Tim Dooley, 27, and Neena Yap, 26, were university students when they made the decision to purchase their own home, and quickly began saving for their deposit.
“We opened a separate joint savings account together and saved a fixed amount of our income each month,” Dooley said.
“We also saved extra whenever we could, for example, tax refunds, overtime pay and gifts.
“We researched real estate, and calculated our borrowing power to understand what we could afford to spend on our first home and how much deposit we would need.”
The couple set a budget of between $400,000 and $500,000, and worked hard to save almost 75 per cent of the eventual purchase price of their apartment in Brunswick East in Melbourne’s northern suburbs.
“Purchasing our first home early in life was really important to both of us,” Dooley said. “We are both big on setting goals and purchasing a place was our number one financial goal.

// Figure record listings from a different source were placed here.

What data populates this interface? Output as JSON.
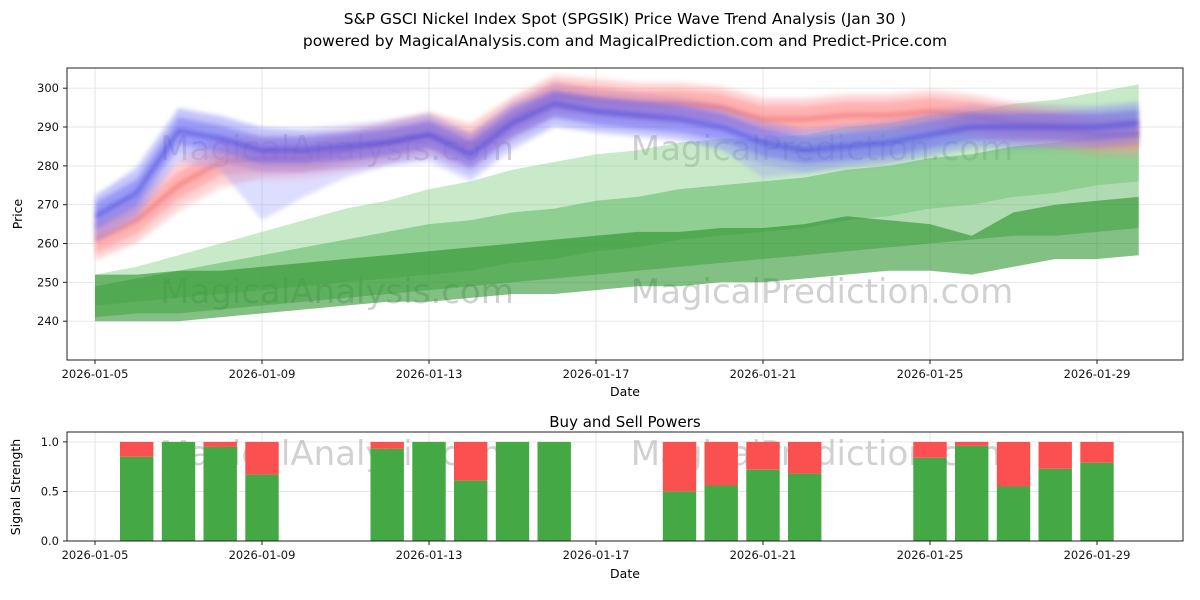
{
  "title": {
    "line1": "S&P GSCI Nickel Index Spot (SPGSIK) Price Wave Trend Analysis (Jan 30 )",
    "line2": "powered by MagicalAnalysis.com and MagicalPrediction.com and Predict-Price.com"
  },
  "watermarks": {
    "left": "MagicalAnalysis.com",
    "right": "MagicalPrediction.com"
  },
  "chart_data": [
    {
      "type": "area",
      "title": "S&P GSCI Nickel Index Spot (SPGSIK) Price Wave Trend Analysis (Jan 30 )",
      "subtitle": "powered by MagicalAnalysis.com and MagicalPrediction.com and Predict-Price.com",
      "xlabel": "Date",
      "ylabel": "Price",
      "ylim": [
        230,
        305.2
      ],
      "yticks": [
        240,
        250,
        260,
        270,
        280,
        290,
        300
      ],
      "xlim_days": [
        -0.67,
        26.06
      ],
      "start_date": "2026-01-05",
      "interval_days": 1,
      "grid": true,
      "xticks": {
        "day_offsets": [
          0,
          4,
          8,
          12,
          16,
          20,
          24
        ],
        "labels": [
          "2026-01-05",
          "2026-01-09",
          "2026-01-13",
          "2026-01-17",
          "2026-01-21",
          "2026-01-25",
          "2026-01-29"
        ]
      },
      "bands": [
        {
          "name": "green-trend-wide",
          "color": "#7ccc7c",
          "opacity": 0.42,
          "lower": [
            244,
            245,
            246,
            247,
            248,
            249,
            250,
            251,
            252,
            253,
            255,
            256,
            258,
            259,
            261,
            262,
            263,
            264,
            266,
            267,
            269,
            270,
            272,
            273,
            275,
            276
          ],
          "upper": [
            252,
            254,
            257,
            260,
            263,
            266,
            269,
            271,
            274,
            276,
            279,
            281,
            283,
            284,
            286,
            287,
            287,
            288,
            290,
            291,
            293,
            294,
            296,
            297,
            299,
            301
          ]
        },
        {
          "name": "green-trend-mid",
          "color": "#4caf50",
          "opacity": 0.45,
          "lower": [
            241,
            242,
            242,
            243,
            244,
            245,
            246,
            247,
            248,
            249,
            250,
            251,
            252,
            253,
            254,
            255,
            256,
            257,
            258,
            259,
            260,
            261,
            262,
            262,
            263,
            264
          ],
          "upper": [
            249,
            251,
            253,
            255,
            257,
            259,
            261,
            263,
            265,
            266,
            268,
            269,
            271,
            272,
            274,
            275,
            276,
            277,
            279,
            280,
            282,
            283,
            285,
            286,
            288,
            289
          ]
        },
        {
          "name": "green-trend-dark",
          "color": "#1e8c1e",
          "opacity": 0.55,
          "lower": [
            240,
            240,
            240,
            241,
            242,
            243,
            244,
            245,
            245,
            246,
            247,
            247,
            248,
            249,
            249,
            250,
            250,
            251,
            252,
            253,
            253,
            252,
            254,
            256,
            256,
            257
          ],
          "upper": [
            252,
            252,
            253,
            253,
            254,
            255,
            256,
            257,
            258,
            259,
            260,
            261,
            262,
            263,
            263,
            264,
            264,
            265,
            267,
            266,
            265,
            262,
            268,
            270,
            271,
            272
          ]
        }
      ],
      "waves": [
        {
          "name": "red-wave",
          "line_color": "#e05555",
          "fill_color": "#ff8080",
          "outer_color": "#ffb0b0",
          "core_halfwidth": 3.5,
          "outer_upper": [
            266,
            272,
            282,
            288,
            287,
            287,
            288,
            291,
            294,
            291,
            298,
            303,
            302,
            301,
            301,
            300,
            297,
            297,
            298,
            298,
            299,
            298,
            296,
            294,
            293,
            292
          ],
          "outer_lower": [
            256,
            260,
            268,
            274,
            277,
            278,
            279,
            281,
            283,
            279,
            287,
            293,
            293,
            292,
            292,
            291,
            287,
            288,
            289,
            289,
            289,
            288,
            286,
            285,
            284,
            283
          ],
          "center": [
            261,
            266,
            275,
            281,
            282,
            282,
            284,
            286,
            288,
            285,
            292,
            298,
            297,
            296,
            296,
            295,
            292,
            292,
            293,
            293,
            294,
            293,
            291,
            290,
            288,
            288
          ]
        },
        {
          "name": "blue-wave",
          "line_color": "#3333cc",
          "fill_color": "#5a5af0",
          "outer_color": "#9999ff",
          "core_halfwidth": 3.5,
          "outer_upper": [
            272,
            280,
            295,
            293,
            290,
            289,
            289,
            291,
            293,
            288,
            296,
            299,
            298,
            297,
            296,
            294,
            291,
            289,
            290,
            291,
            293,
            294,
            294,
            294,
            295,
            296
          ],
          "outer_lower": [
            260,
            266,
            281,
            279,
            266,
            272,
            277,
            280,
            281,
            276,
            284,
            290,
            289,
            288,
            287,
            284,
            277,
            278,
            280,
            281,
            283,
            285,
            285,
            285,
            285,
            286
          ],
          "center": [
            267,
            273,
            289,
            287,
            284,
            284,
            285,
            286,
            288,
            283,
            291,
            296,
            294,
            293,
            292,
            290,
            286,
            284,
            285,
            286,
            288,
            290,
            290,
            290,
            290,
            291
          ]
        }
      ]
    },
    {
      "type": "bar",
      "title": "Buy and Sell Powers",
      "xlabel": "Date",
      "ylabel": "Signal Strength",
      "ylim": [
        0,
        1.1
      ],
      "yticks": [
        0.0,
        0.5,
        1.0
      ],
      "xticks": {
        "day_offsets": [
          0,
          4,
          8,
          12,
          16,
          20,
          24
        ],
        "labels": [
          "2026-01-05",
          "2026-01-09",
          "2026-01-13",
          "2026-01-17",
          "2026-01-21",
          "2026-01-25",
          "2026-01-29"
        ]
      },
      "series": [
        {
          "name": "Buy",
          "color": "#44a944"
        },
        {
          "name": "Sell",
          "color": "#fa5050"
        }
      ],
      "bars": [
        {
          "date": "2026-01-06",
          "buy": 0.85,
          "sell": 0.15
        },
        {
          "date": "2026-01-07",
          "buy": 1.0,
          "sell": 0.0
        },
        {
          "date": "2026-01-08",
          "buy": 0.95,
          "sell": 0.05
        },
        {
          "date": "2026-01-09",
          "buy": 0.67,
          "sell": 0.33
        },
        {
          "date": "2026-01-12",
          "buy": 0.93,
          "sell": 0.07
        },
        {
          "date": "2026-01-13",
          "buy": 1.0,
          "sell": 0.0
        },
        {
          "date": "2026-01-14",
          "buy": 0.61,
          "sell": 0.39
        },
        {
          "date": "2026-01-15",
          "buy": 1.0,
          "sell": 0.0
        },
        {
          "date": "2026-01-16",
          "buy": 1.0,
          "sell": 0.0
        },
        {
          "date": "2026-01-19",
          "buy": 0.5,
          "sell": 0.5
        },
        {
          "date": "2026-01-20",
          "buy": 0.56,
          "sell": 0.44
        },
        {
          "date": "2026-01-21",
          "buy": 0.72,
          "sell": 0.28
        },
        {
          "date": "2026-01-22",
          "buy": 0.68,
          "sell": 0.32
        },
        {
          "date": "2026-01-25",
          "buy": 0.84,
          "sell": 0.16
        },
        {
          "date": "2026-01-26",
          "buy": 0.96,
          "sell": 0.04
        },
        {
          "date": "2026-01-27",
          "buy": 0.55,
          "sell": 0.45
        },
        {
          "date": "2026-01-28",
          "buy": 0.73,
          "sell": 0.27
        },
        {
          "date": "2026-01-29",
          "buy": 0.79,
          "sell": 0.21
        }
      ]
    }
  ]
}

“We were really keen to get our feet on the property ladder and build equity instead of paying rent.”
Of course, climbing onto the property ladder at any age requires sacrifice, and that can be difficult for young people, often surrounded by frivolous spending.
“We had to stick to a pretty strict budget to achieve our goals,” Dooley said. “We kept track of all our spending and saved money wherever we could, for example, by renting with housemates.
“Luckily, we are both good savers and it didn’t feel too hard or that missed out on too much.”
For parents of five, Mathew Lawson and Elizabeth Abrahams, both 36, buying their first house in Rockingham in Perth’s outer suburbs came a little later.
“The opportunity just never came earlier in life, we never had enough for a deposit,” Lawson said.
With children’s expenses, personal loan repayments, and rent on top of that, saving additional funds can be a stretch.
“We created a separate ‘house’ account where we auto direct debit all bills to come out weekly,” Lawson said. “All expenses for the house then come directly from that account so we never had to worry about bill shock.”
But while waiting to purchase a property means more time in the rental market, it also allows for more time to save for a deposit.
“My partner and I had enough to pay for a 20 per cent deposit without having to pay lenders mortgage insurance,” Lawson said.
The couple plan on paying off their home within 20 years by making weekly payments above the minimum.
“We plan on spending a long time in this house watching our family grow older and enjoy the small, finer things in life without being a slave to mortgage repayments.”
Finance expert and savings.com.au editor Dominic Beattie says the key difference between younger and older first-home buyers is the fact that older buyers have less time in their working life to pay off their mortgage.
“This can present as a bigger risk to home loan lenders, particularly if you’re due to hit retirement age within the mortgage term,” he said.
“For example, if you’re 45 and applying for a 30-year mortgage, the lender is likely to check if you have a plan in place for retirement given that you’ll be 75 by the end of the mortgage term.”
On the flipside though, younger buyers might be subject to additional checks. “The lender may place more scrutiny around whether you plan on having children, and how you expect your working arrangements and expenses will change should you enter parenthood,” he said.
“The key advantage to buying a property when you’re older is that you’ve had more time to save up a large deposit, so you may not need to borrow as much. However, a big downfall to that is you’ll have fewer working years to pay off the mortgage, putting you at more risk of still having a mortgage to pay in retirement.
“Younger buyers have time on their side to pay off the mortgage, but given that they’re earlier in their careers, they’re less likely to have saved up a large deposit and may be on smaller pay packets, so they may find it hard to qualify for the loan amount they desire.”
According to loans.com.au managing director Marie Mortimer, it’s never too early or too late to purchase your first home.
“You just need to understand all the costs associated with owning a home and have a plan for a future that suits you financially.
“Don’t forget it’s always free to talk to a lender to understand what you can afford and what the terms of your loan will be.”